Responsible for day to day operations and maintenance of a wide variety of Cyber Support tools, such as ArcSight SIEM, network and host-based (HBSS) Intrusion Detection Systems (IDS), Intrusion Protection Systems (IPS) and their associated architectures. Proactively monitor O&M actions through the use of dashboards and quickly resolve any anomalies. Provide periodic Quality of Service metrics demonstrating account management and system up/down time of critical components. Consistently strive to make tools more efficient and effective. Perform routine Continuous Monitoring (ConMon) activities and standard O&M procedures. Support Assessment and Authorization (A&A) activities for deployed assets as required.

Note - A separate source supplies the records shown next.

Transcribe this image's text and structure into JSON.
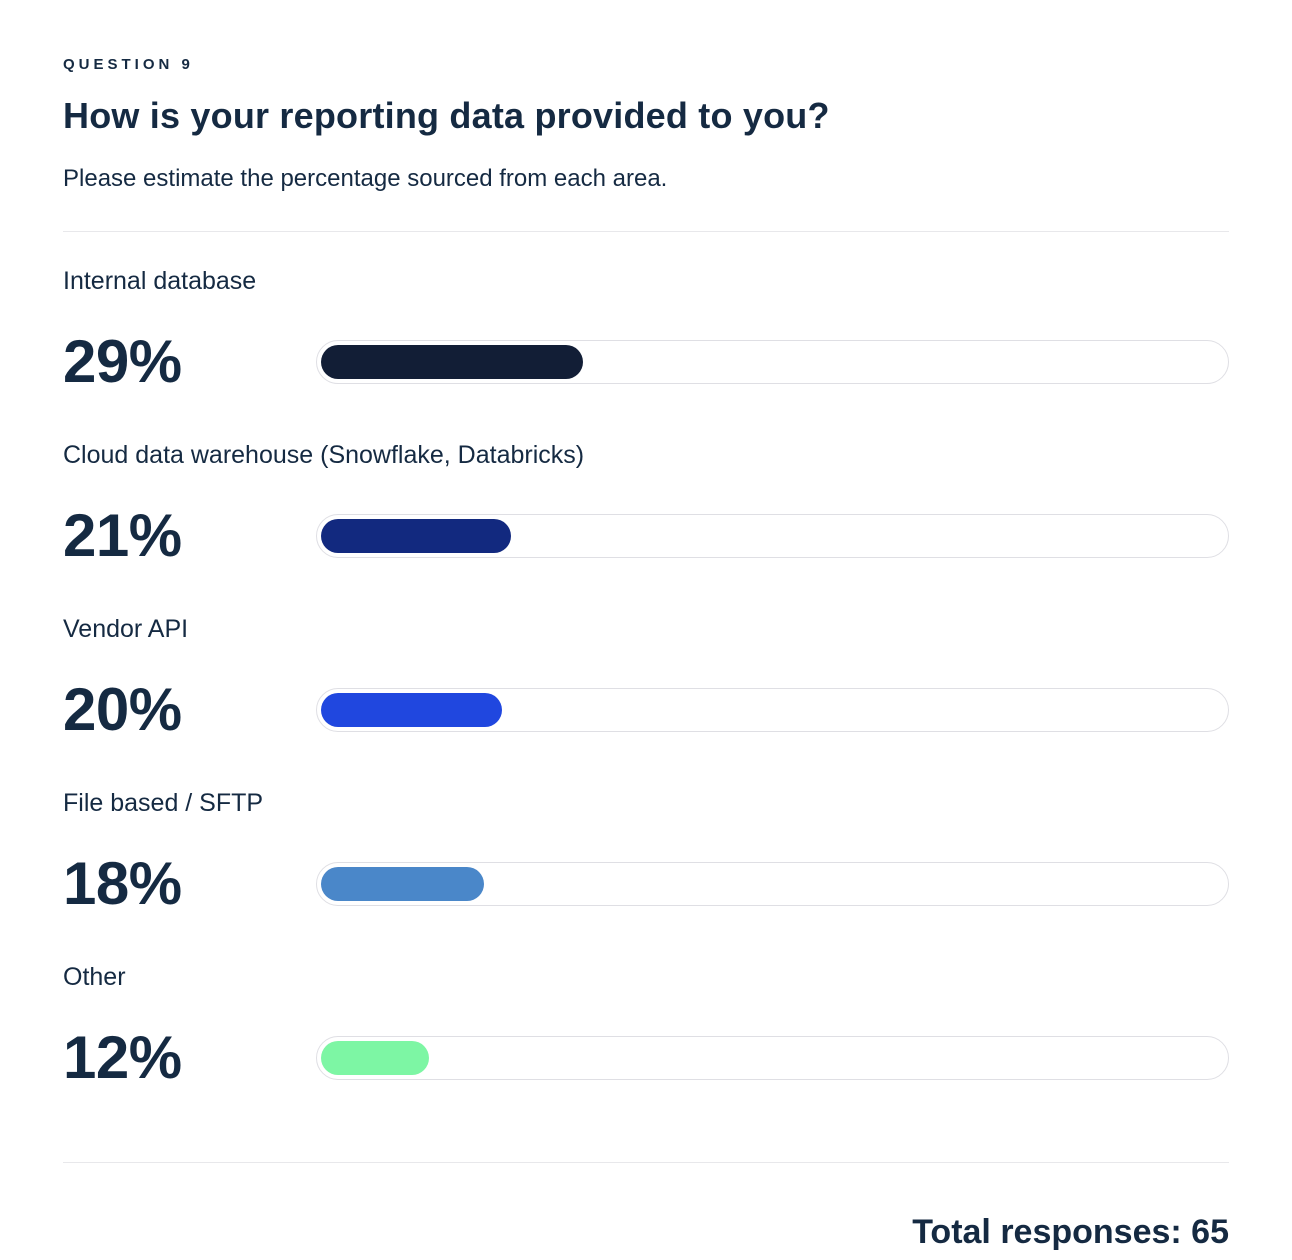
{
  "header": {
    "eyebrow": "QUESTION 9",
    "title": "How is your reporting data provided to you?",
    "subtitle": "Please estimate the percentage sourced from each area."
  },
  "chart_data": {
    "type": "bar",
    "orientation": "horizontal",
    "title": "How is your reporting data provided to you?",
    "categories": [
      "Internal database",
      "Cloud data warehouse (Snowflake, Databricks)",
      "Vendor API",
      "File based / SFTP",
      "Other"
    ],
    "values": [
      29,
      21,
      20,
      18,
      12
    ],
    "unit": "%",
    "xlim": [
      0,
      100
    ],
    "bar_colors": [
      "#121e36",
      "#12297f",
      "#2047df",
      "#4a87c9",
      "#7df6a4"
    ],
    "track_color": "#ffffff",
    "track_border_color": "#dfdfe4",
    "total_responses": 65
  },
  "rows": [
    {
      "label": "Internal database",
      "value_label": "29%"
    },
    {
      "label": "Cloud data warehouse (Snowflake, Databricks)",
      "value_label": "21%"
    },
    {
      "label": "Vendor API",
      "value_label": "20%"
    },
    {
      "label": "File based / SFTP",
      "value_label": "18%"
    },
    {
      "label": "Other",
      "value_label": "12%"
    }
  ],
  "footer": {
    "total_label": "Total responses: 65"
  }
}
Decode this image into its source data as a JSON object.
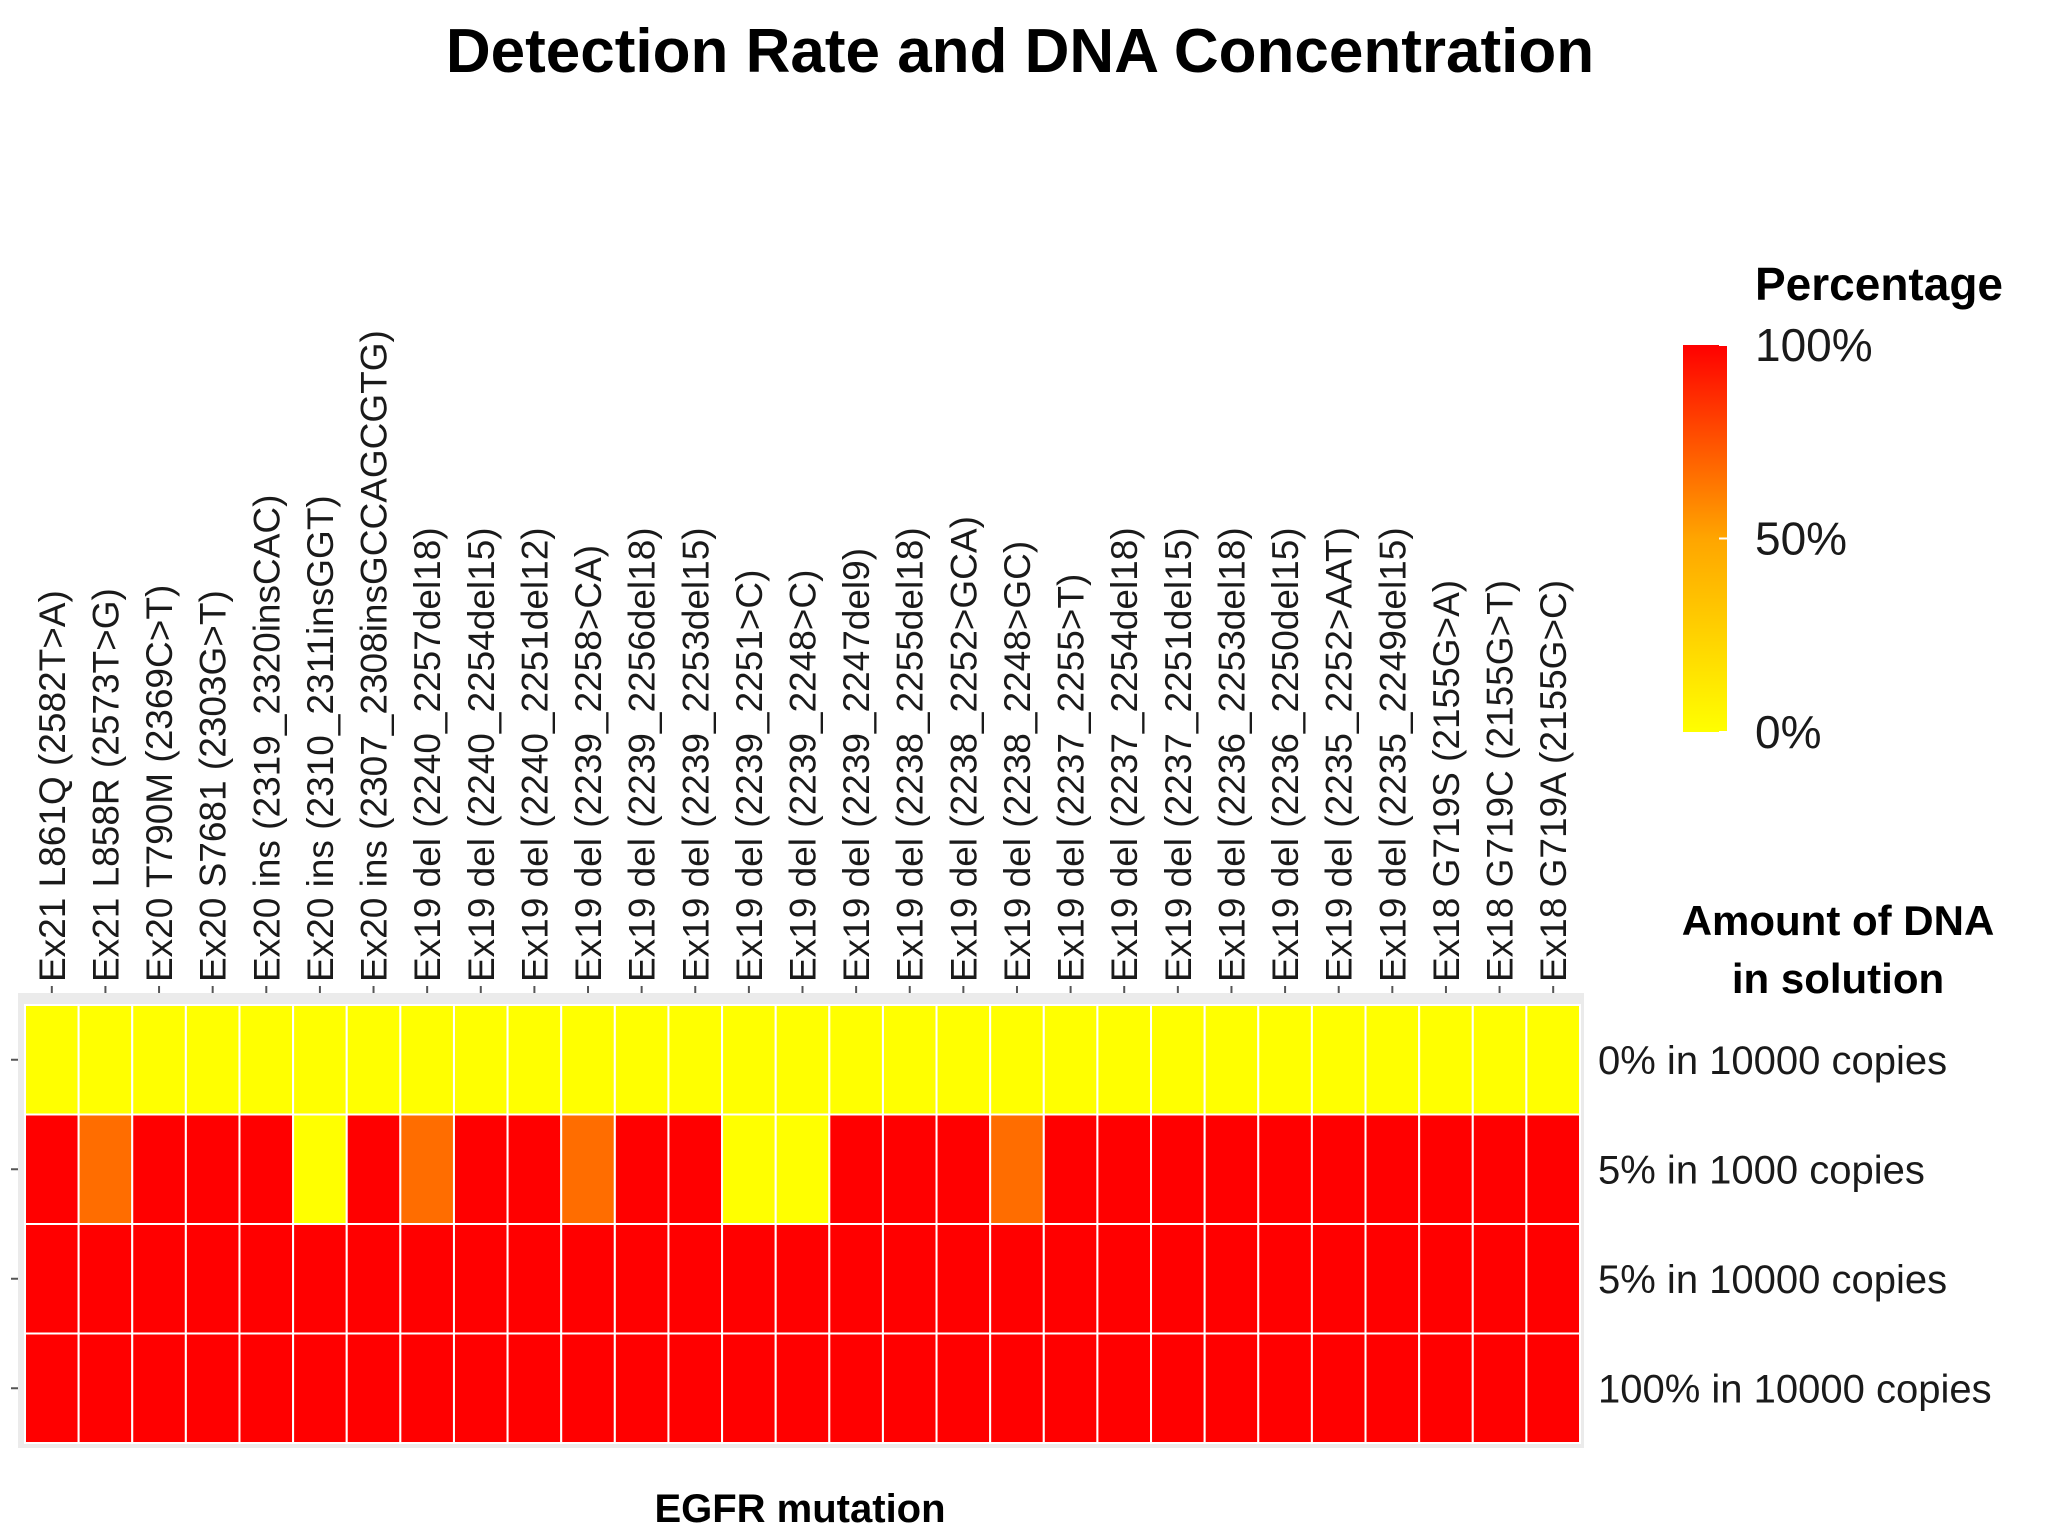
{
  "chart_data": {
    "type": "heatmap",
    "title": "Detection Rate and DNA Concentration",
    "xlabel": "EGFR mutation",
    "ylabel_title": [
      "Amount of DNA",
      "in solution"
    ],
    "legend": {
      "title": "Percentage",
      "labels": [
        "100%",
        "50%",
        "0%"
      ],
      "range": [
        0,
        100
      ],
      "colors": {
        "low": "#ffff00",
        "mid": "#ffa500",
        "high": "#ff0000"
      }
    },
    "columns": [
      "Ex21 L861Q (2582T>A)",
      "Ex21 L858R (2573T>G)",
      "Ex20 T790M (2369C>T)",
      "Ex20 S7681 (2303G>T)",
      "Ex20 ins (2319_2320insCAC)",
      "Ex20 ins (2310_2311insGGT)",
      "Ex20 ins (2307_2308insGCCAGCGTG)",
      "Ex19 del (2240_2257del18)",
      "Ex19 del (2240_2254del15)",
      "Ex19 del (2240_2251del12)",
      "Ex19 del (2239_2258>CA)",
      "Ex19 del (2239_2256del18)",
      "Ex19 del (2239_2253del15)",
      "Ex19 del (2239_2251>C)",
      "Ex19 del (2239_2248>C)",
      "Ex19 del (2239_2247del9)",
      "Ex19 del (2238_2255del18)",
      "Ex19 del (2238_2252>GCA)",
      "Ex19 del (2238_2248>GC)",
      "Ex19 del (2237_2255>T)",
      "Ex19 del (2237_2254del18)",
      "Ex19 del (2237_2251del15)",
      "Ex19 del (2236_2253del18)",
      "Ex19 del (2236_2250del15)",
      "Ex19 del (2235_2252>AAT)",
      "Ex19 del (2235_2249del15)",
      "Ex18 G719S (2155G>A)",
      "Ex18 G719C (2155G>T)",
      "Ex18 G719A (2155G>C)"
    ],
    "rows": [
      "0% in 10000 copies",
      "5% in 1000 copies",
      "5% in 10000 copies",
      "100% in 10000 copies"
    ],
    "values": [
      [
        0,
        0,
        0,
        0,
        0,
        0,
        0,
        0,
        0,
        0,
        0,
        0,
        0,
        0,
        0,
        0,
        0,
        0,
        0,
        0,
        0,
        0,
        0,
        0,
        0,
        0,
        0,
        0,
        0
      ],
      [
        100,
        67,
        100,
        100,
        100,
        0,
        100,
        67,
        100,
        100,
        67,
        100,
        100,
        0,
        0,
        100,
        100,
        100,
        67,
        100,
        100,
        100,
        100,
        100,
        100,
        100,
        100,
        100,
        100
      ],
      [
        100,
        100,
        100,
        100,
        100,
        100,
        100,
        100,
        100,
        100,
        100,
        100,
        100,
        100,
        100,
        100,
        100,
        100,
        100,
        100,
        100,
        100,
        100,
        100,
        100,
        100,
        100,
        100,
        100
      ],
      [
        100,
        100,
        100,
        100,
        100,
        100,
        100,
        100,
        100,
        100,
        100,
        100,
        100,
        100,
        100,
        100,
        100,
        100,
        100,
        100,
        100,
        100,
        100,
        100,
        100,
        100,
        100,
        100,
        100
      ]
    ]
  }
}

Responsibilities include, but are not limited to:
- Performs engineering support and system administration of specialized cybersecurity applications, systems and networks in a Cyber Security Operations Center (CSOC) environment to include installation, configuration, maintenance, patching, and back-up/restore.
- Provides subject matter expertise in creation, editing, and management of signatures, rules, filters, and custom content for specialized cybersecurity systems including but not limited to network and host-based IDS, IPS, and SIEM systems.
- Administers cybersecurity test beds and tests and evaluates new cybersecurity applications or tools, rules/signatures, access controls, and configurations of cybersecurity platforms.
- Provides Tier 2 maintenance support for deployed cybersecurity technologies within the CSOC.
- Supports A&A activities through all steps of the Risk Management Framework (RMF).
- Identifies potential conflicts with implementation of any cybersecurity tools within the enterprise and develops recommendations to remediate these conflicts.
- Contributes to the completion of milestones associated with specific projects.
- Provides solutions to a variety of complex technical problems.
- Minimum Education: B.S. or relevant experience in related field.
- Minimum/General Experience: 3-5 years of related experience.
- Experience in a Cybersecurity Operations Center environment desired
- Minimum of 1 year experience in technology/tools specific to the target platforms.
- Experience shall be in a related security technology or discipline such as Identity and Access Management, Cybersecurity Operations, Cybersecurity Engineering, IT Security Audit, and Information Assurance.
- IAT Level II (GSEC, Security+, SSCP, or CCNA-Security) certification desired
Demonstrated technical experience:
- Experience with COTS technologies used in a Cybersecurity Operations Center environment, including network/host IDS and IPS, and SIEM technologies.
- Expertise in cybersecurity enterprise scanning and continuous monitoring, enterprise host/network security and intrusion detection.
- Expertise with cybersecurity architectural principles such as defense in depth, resilience, and integrated security operations.
- A&A support experience desired
- Ability to convert functional cybersecurity requirements into system requirements.
- Ability to function in a fast-paced environment and effectively manage multiple tasks simultaneously; coordinating resources and ensuring scheduled goals are met.
- Ability to effectively interact with various levels of senior management is necessary.
- Ability to make decisions and resolve problems effectively – Seek out information and data to evaluate, prioritize and formulate best solution or practice.
- Must be able to multi-task, work independently and as part of a team, share workloads, and deal with sudden shifts in project priorities.
- Must possess an active TS/SCI w/ a CI polygraph.